Re: PKCS#11 URI slot attributes & last call

Nico Williams <nico@xxxxxxxxxxxxxxxx> · Wed, 31 Dec 2014 01:03:33 -0600

On Wed, Dec 31, 2014 at 07:29:47AM +0100, Patrik Fältström wrote:
> > On 30 dec 2014, at 20:53, Nico Williams <nico@xxxxxxxxxxxxxxxx> wrote:
> > Better say
> > nothing, because I think the thing to do is obvious enough, but if we
> > must say anything, it's that the various strings (e.g., token manuf)
> > are to be compared normalization-insensitively.
> 
> Sorry, but I have not heard the term "normalization-insensitively" before.
> 
> Can you explain what you mean?

Notionally, if you're comparing two unnormalized strings, you could
normalize both then compare the two normalized strings.

Of course, that can be inefficient (e.g., if it means allocating memory,
of if they will prove not equal in the first few codepoints) or
infeasible (e.g., if one of the strings is actually a hashed key to a
hash table).

What you can for the first case is compare code-unit by code-unit, with
a fast path for the cases that need no normalization, and normalizing
one character (but possibly multiple codepoints, of course) at a time.
This limits the total memory consumption, and anyways, for the common
case you can often expect an inequality result long before you're done
traversing the shorter string.  This is (can be, if you do it right), of
course, equivalent to normalizing both strings then comparing -- but it
should usually be much faster.

For the second case the thing to do is to normalize the key at hash
time, naturally.

[ZFS, incidentally, supports this for filesystem object names, and has
for years now.]

Now, PKCS#11 nowadays supports UTF-8 for things like "token label", but
it doesn't say anything about form -- why should it (see below)?
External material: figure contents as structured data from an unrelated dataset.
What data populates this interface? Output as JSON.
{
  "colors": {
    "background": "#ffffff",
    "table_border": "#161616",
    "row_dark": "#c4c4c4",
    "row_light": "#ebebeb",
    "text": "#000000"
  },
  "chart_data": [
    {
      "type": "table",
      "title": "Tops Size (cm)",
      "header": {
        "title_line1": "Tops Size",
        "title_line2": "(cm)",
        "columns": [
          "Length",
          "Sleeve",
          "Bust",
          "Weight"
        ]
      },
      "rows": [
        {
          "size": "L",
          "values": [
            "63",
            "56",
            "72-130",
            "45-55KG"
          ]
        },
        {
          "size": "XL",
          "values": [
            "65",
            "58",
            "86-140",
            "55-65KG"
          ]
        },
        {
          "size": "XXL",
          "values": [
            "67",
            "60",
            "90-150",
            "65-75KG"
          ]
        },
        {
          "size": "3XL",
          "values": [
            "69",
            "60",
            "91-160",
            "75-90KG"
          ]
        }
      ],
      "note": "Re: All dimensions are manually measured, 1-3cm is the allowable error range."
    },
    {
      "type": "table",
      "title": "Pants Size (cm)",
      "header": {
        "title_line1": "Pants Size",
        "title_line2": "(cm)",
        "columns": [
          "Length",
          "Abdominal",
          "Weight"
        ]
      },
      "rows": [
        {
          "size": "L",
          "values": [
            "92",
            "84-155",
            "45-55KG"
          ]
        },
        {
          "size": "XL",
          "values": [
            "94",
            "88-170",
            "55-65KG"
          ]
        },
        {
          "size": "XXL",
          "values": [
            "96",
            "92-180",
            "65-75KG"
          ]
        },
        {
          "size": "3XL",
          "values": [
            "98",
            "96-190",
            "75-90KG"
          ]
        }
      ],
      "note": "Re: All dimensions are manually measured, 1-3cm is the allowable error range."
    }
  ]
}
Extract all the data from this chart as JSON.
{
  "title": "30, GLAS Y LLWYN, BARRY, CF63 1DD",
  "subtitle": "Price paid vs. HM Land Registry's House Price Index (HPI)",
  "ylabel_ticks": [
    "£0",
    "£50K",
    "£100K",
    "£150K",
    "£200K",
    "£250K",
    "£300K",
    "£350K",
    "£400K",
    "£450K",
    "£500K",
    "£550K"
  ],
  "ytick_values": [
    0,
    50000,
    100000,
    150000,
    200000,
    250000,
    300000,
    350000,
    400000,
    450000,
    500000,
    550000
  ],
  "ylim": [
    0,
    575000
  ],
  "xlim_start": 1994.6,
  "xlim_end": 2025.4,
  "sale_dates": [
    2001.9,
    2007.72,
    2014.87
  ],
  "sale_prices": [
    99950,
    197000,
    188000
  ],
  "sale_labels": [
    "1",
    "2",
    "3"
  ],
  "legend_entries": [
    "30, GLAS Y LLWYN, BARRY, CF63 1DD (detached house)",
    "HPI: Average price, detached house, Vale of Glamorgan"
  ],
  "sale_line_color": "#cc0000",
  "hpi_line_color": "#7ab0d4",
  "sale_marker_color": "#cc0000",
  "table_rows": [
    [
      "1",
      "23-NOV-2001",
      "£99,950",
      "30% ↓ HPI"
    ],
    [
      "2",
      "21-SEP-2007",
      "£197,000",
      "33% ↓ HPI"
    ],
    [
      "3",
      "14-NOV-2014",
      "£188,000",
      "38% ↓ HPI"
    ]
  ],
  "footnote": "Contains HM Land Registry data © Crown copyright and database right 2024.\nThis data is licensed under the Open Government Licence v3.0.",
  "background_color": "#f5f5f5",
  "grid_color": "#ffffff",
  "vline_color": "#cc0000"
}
But where PKCS#11 URIs are intended to _match_ PKCS#11 resources by
name... apps will need to care about normalization.  In practice, like a
great many applications, doing nothing about normalization will probably
work fine (until the day that it doesn't).  But saying anything about
this could be tricky: what if there are two tokens with equivalent
labels, just in different forms?  Fortunately PKCS#11 URIs can match on
more attributes than labels, so there's that.

PKCS#11 should say "don't do that" or "don't do that, normalize to NFC"
(or NFD, whatever), but doesn't (or I didn't find where it does, if it
does), so the most that this document could say is "compare
normalization-insensitively where possible".

Nico
--